那瞬间除了刺激得头晕目眩的耳鸣外,他什么都听不见了。
T恤衣摆被撕裂出一道不大不小的缝,劲瘦腰线露出,陈谭渊温凉的手指恶心地掐按在那截日思夜想的腰际,不知轻重把岳或掐得哆嗦,疼得厉害,指节挪移后几道青紫便落在了腰间,触目惊心。
还有肩膀、脖颈……
“扑通——”
岳或害怕得浑身发抖,自救本能让他使出浑身力气将陈谭渊怒踹到床头,自己则半秒不敢耽搁地翻身想起来,可伴随耳鸣的还有目眩,他看不清东西,一下子翻出床重重摔在地面,两只膝盖骨顿时跟碎了似的,钻心的疼让耳鸣眼晕都清明了许多。
但他不敢让露弱,怕好不容易反转的局面再被扭转回去,岳或快没力气了,他好疼。
……他好疼啊。
摔出的那道动静太响,地动山摇般,陈谭渊大概以为他摔到头,语气都沉下来:“年年。”
岳或自保地往矮柜去,那里既然有菸灰缸,就肯定还会有其他东西。
他摸到了刀。
锃亮的刀尖直指陈谭渊,决绝稳当得可怕,好像下一秒这把刀真的就会捅进谁的躯体。
还想继续上前的陈谭渊面色瞬僵,脚下再不敢挪动半步,骇然胆颤地看着眶周通红、明含恨意的眼睛,虚弱道:“年年……有什么话我们可以好好谈的,不要拿刀这么危险的东西。”
岳或虽然没成年但身体足够年轻,做事最易冲动,被几次三番攻击心神后,打架也许会落陈谭渊下风,可拿了刀后,陈谭渊万万不敢再作死。

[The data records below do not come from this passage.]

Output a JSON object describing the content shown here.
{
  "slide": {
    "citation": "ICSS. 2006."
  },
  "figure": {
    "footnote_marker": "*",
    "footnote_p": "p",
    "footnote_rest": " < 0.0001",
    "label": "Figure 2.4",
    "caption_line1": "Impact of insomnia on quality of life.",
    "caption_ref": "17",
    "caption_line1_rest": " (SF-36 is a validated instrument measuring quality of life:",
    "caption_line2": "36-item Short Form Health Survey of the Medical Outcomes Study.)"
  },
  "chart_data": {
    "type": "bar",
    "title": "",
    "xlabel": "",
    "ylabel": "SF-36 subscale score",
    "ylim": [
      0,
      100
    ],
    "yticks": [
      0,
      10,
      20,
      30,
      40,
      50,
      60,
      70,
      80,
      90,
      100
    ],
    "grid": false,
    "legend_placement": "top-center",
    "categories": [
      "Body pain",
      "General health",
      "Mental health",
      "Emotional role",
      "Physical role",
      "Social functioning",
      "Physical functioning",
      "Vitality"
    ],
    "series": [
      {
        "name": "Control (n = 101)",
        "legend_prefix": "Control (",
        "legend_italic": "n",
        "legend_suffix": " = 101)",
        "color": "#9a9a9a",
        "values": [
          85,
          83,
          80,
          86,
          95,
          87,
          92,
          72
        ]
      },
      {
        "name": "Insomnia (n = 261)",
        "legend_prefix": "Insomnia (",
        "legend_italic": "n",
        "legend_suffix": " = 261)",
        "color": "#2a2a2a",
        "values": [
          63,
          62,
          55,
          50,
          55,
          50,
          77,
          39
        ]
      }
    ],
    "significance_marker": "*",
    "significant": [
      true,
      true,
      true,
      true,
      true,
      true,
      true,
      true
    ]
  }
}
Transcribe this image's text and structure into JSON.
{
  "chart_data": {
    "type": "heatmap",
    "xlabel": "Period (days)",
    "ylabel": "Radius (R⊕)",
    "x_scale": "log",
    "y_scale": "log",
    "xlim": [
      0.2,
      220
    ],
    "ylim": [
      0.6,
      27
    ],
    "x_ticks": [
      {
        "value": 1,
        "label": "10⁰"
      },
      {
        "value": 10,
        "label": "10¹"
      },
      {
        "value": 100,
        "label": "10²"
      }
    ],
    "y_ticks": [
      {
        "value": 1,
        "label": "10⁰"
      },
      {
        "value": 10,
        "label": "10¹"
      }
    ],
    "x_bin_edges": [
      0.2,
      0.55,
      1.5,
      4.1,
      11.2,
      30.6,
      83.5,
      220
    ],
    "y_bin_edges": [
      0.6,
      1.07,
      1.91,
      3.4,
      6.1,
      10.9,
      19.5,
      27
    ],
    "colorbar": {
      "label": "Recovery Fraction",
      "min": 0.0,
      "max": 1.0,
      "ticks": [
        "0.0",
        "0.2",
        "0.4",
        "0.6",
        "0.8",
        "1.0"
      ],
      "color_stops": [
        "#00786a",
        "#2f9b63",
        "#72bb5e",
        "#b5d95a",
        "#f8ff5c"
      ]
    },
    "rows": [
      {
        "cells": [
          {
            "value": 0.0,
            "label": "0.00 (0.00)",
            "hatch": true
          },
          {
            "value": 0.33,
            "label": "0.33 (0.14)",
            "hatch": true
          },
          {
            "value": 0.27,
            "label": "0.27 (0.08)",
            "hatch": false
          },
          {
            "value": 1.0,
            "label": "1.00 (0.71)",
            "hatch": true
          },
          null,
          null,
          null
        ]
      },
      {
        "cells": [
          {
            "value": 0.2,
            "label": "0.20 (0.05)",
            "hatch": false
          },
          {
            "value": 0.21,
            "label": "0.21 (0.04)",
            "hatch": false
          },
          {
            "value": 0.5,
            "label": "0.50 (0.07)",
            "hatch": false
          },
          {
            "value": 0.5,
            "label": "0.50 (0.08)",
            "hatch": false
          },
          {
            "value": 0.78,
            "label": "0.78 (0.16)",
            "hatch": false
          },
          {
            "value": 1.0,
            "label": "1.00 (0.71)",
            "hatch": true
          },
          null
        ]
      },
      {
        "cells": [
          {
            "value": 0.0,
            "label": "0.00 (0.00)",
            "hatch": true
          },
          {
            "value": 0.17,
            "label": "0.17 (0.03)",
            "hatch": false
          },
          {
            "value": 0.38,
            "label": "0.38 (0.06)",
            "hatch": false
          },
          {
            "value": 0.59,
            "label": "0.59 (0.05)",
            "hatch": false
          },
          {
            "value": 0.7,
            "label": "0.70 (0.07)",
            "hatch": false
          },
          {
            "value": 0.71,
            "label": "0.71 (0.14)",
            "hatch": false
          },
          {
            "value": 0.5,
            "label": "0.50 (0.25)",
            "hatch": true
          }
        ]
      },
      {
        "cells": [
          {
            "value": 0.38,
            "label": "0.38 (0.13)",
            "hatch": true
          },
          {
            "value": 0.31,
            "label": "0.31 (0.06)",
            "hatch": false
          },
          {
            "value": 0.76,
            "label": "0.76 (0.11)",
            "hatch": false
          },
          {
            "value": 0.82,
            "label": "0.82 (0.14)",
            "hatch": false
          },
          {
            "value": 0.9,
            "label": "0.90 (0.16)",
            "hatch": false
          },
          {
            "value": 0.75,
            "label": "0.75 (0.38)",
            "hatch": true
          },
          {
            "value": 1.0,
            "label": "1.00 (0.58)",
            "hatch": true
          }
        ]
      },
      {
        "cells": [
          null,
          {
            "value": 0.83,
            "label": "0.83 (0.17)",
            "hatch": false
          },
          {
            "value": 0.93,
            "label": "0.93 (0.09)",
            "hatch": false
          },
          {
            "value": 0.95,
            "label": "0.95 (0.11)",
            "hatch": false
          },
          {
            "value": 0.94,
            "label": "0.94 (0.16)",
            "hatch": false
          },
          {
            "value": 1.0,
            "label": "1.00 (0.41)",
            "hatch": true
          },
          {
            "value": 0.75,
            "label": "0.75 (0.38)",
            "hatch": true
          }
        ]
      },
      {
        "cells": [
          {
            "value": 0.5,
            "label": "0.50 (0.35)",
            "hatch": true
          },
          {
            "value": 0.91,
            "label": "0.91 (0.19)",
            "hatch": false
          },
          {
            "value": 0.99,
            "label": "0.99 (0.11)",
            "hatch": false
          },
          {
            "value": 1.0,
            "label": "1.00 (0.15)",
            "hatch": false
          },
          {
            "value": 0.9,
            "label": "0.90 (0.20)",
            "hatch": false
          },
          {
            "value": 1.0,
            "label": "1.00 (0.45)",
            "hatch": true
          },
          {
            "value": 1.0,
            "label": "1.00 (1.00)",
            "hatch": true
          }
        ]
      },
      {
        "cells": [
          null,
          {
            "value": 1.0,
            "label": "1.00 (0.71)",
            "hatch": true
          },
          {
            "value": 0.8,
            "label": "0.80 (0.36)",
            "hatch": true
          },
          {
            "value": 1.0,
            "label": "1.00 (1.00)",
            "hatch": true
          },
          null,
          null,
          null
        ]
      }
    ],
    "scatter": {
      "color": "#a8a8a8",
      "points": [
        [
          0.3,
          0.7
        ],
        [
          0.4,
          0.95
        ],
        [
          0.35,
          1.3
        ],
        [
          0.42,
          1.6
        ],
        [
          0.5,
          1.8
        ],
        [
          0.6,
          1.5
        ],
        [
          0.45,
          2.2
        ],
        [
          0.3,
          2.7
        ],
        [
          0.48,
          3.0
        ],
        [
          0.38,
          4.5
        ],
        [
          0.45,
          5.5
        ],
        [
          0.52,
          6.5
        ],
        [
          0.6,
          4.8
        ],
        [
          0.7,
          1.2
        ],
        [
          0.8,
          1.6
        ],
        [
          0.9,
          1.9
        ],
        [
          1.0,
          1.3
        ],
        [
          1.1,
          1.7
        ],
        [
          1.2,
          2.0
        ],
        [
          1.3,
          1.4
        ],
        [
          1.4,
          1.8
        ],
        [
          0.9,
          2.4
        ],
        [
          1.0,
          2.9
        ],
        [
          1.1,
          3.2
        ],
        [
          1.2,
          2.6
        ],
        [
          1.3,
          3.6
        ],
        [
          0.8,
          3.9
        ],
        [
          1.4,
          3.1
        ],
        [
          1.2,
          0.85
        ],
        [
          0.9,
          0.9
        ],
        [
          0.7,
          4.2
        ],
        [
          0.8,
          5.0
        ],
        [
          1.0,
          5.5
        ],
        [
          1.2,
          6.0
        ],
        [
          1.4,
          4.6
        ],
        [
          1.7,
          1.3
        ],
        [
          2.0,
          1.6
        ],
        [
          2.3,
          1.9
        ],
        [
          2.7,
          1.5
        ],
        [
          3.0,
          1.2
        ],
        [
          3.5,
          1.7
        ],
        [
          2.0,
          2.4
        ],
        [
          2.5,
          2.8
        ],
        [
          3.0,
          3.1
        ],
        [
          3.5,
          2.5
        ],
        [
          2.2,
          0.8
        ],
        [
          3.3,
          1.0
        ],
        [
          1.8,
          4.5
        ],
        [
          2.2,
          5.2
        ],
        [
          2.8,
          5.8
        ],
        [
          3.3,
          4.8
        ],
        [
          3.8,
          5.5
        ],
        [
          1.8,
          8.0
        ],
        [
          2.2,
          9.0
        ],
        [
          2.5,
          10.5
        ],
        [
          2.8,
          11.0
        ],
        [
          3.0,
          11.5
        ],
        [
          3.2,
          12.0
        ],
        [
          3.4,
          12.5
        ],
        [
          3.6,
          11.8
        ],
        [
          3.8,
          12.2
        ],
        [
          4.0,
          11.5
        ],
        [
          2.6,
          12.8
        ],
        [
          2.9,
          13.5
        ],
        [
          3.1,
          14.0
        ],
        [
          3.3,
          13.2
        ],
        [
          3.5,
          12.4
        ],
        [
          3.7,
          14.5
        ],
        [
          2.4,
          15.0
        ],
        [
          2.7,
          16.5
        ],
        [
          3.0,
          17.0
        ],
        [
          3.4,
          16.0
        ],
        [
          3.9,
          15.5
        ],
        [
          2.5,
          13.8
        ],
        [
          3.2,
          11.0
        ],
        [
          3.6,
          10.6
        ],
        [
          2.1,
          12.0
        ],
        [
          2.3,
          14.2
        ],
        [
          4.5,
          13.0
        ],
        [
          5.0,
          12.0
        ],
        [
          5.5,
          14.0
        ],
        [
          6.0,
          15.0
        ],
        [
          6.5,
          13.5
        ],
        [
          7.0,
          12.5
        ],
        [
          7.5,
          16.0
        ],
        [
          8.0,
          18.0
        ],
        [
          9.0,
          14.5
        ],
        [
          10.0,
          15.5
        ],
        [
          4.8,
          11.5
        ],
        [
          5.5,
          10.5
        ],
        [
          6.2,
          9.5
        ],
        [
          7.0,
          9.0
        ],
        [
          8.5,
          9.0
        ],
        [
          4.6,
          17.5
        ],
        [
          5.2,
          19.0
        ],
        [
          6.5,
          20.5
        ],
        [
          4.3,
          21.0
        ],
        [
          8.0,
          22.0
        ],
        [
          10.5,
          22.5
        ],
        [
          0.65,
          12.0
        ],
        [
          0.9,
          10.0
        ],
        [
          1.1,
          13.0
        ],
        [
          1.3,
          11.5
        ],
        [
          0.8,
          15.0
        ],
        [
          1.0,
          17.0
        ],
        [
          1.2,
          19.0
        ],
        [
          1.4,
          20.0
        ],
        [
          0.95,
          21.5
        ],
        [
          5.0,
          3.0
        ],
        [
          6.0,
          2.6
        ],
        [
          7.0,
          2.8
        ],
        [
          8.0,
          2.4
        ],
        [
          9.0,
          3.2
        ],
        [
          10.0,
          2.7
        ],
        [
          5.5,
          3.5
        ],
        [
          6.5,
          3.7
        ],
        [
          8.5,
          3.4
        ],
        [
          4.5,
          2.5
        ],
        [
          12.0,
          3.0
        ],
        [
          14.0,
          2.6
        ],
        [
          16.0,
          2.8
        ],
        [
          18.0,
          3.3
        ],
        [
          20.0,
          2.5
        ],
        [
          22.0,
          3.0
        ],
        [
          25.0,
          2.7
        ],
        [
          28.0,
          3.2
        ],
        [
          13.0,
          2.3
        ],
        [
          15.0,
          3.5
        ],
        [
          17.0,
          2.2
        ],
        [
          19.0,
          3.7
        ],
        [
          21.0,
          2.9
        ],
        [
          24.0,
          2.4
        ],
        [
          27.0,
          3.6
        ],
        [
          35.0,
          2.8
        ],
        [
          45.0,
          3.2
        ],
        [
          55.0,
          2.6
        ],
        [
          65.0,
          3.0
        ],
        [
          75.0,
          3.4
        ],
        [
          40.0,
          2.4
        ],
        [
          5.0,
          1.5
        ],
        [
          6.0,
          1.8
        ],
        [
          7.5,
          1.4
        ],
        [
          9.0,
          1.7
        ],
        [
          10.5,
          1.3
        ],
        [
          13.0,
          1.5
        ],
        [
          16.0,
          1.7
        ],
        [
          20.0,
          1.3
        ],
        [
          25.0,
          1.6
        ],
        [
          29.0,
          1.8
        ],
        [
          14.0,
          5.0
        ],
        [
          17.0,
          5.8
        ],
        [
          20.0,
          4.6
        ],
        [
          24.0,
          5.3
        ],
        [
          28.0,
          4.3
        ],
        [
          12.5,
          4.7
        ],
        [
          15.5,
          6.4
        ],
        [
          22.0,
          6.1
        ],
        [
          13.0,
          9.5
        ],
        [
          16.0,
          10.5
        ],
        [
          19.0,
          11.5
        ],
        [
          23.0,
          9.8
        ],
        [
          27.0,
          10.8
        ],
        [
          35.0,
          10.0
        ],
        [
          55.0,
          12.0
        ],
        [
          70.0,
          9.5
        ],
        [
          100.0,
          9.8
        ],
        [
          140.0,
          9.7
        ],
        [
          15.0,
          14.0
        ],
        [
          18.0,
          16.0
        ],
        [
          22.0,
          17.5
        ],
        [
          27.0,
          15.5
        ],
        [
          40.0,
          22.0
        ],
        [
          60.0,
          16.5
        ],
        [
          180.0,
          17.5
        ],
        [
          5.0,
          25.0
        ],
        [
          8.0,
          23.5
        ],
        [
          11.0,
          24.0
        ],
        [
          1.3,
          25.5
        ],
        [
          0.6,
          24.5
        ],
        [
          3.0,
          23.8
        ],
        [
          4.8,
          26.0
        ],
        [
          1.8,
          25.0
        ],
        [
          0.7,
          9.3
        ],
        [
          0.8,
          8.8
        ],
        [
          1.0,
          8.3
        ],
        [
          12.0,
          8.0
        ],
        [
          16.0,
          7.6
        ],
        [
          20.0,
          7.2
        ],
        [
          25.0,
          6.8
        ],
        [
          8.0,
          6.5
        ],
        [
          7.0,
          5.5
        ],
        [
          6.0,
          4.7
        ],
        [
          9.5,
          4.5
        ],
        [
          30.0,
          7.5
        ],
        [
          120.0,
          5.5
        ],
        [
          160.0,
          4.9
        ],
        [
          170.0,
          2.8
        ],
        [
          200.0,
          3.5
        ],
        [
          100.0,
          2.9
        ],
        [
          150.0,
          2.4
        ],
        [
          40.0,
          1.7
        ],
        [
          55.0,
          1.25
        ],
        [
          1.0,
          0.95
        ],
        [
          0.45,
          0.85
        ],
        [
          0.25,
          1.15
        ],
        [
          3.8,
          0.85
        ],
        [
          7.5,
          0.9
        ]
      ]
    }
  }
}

“陈谭渊,让我出去,不然我们就都死在这里,”岳或嗓音嘶哑,眼神里所含的东西无法被清楚地剖析,但独得可怕,“反正我脾气差爱惹事,什么都能做得出来。”
门打开了。
被刀尖指着,陈谭渊不敢离岳或太近,只能眼睁睁地看他倒退着走出门外。
客厅如昼的灯光瞬间倾洒在两人身上,岳或的唇与脸色都一样惨白若纸,衣服凌乱,手臂脖颈锁骨,以及隐现而出的侧腰布满被掐按出来的青紫色痕迹,狼狈得不忍令人直视。
“你们干什……靠岳或你疯了吧拿刀干什么,想杀人?”
谭谌刚和冯呈走近家门便被楼梯中央的情形吓到,心脏飞到嗓子眼。
往常玩到彻夜不归的人今天竟然也回来了,目睹了点这场肮脏的闹剧。
谭谌看着手腕极稳拿着刀的岳或一阶一阶退楼梯的背影僵硬踉跄,视线扫到他的狼狈,眉头猛跳什么都不敢抓住,便脱口而出道:“岳或,你特么不会是到我哥房间里想爬床吧,你特么勾引我大哥?就学你妈那样?靠你才多大要不要脸……恶心死了。”
冯呈挑眉,惊讶:“啊?真的吗?年年,你们是兄弟……被陈叔叔沈阿姨知道他们多伤心。”
“……”
够了,够了——
为什么他看起来都这副模样了,却还要被说是主动是不要脸面的那个。
这道指责本该微不足道,不成攻击,但却将岳或的脊背压得更弯,痛得呼吸促顿。
他一直觉得,能把文本转化成对他的伤害的只有沈婉一个。
他想要沈婉在乎他,所以他格外在意沈婉的话。
没成想有朝一日,外人的诬陷与刺激能让他这么疼,血都要流干了。
“滚开。”
岳或短促道,像即将被逼到绝路的困兽,刀尖平等地在此时的三人眼前晃过去。
倒退下楼梯并不安全,岳或还要“耳观六路”地忌讳他们靠近,脚尖踩空摔下楼梯。
“年年!”
“滚——!”
幸而只还剩两层台阶,手掌又猛地抓住扶手倒是踉跄着稳住了身形,没摔狠。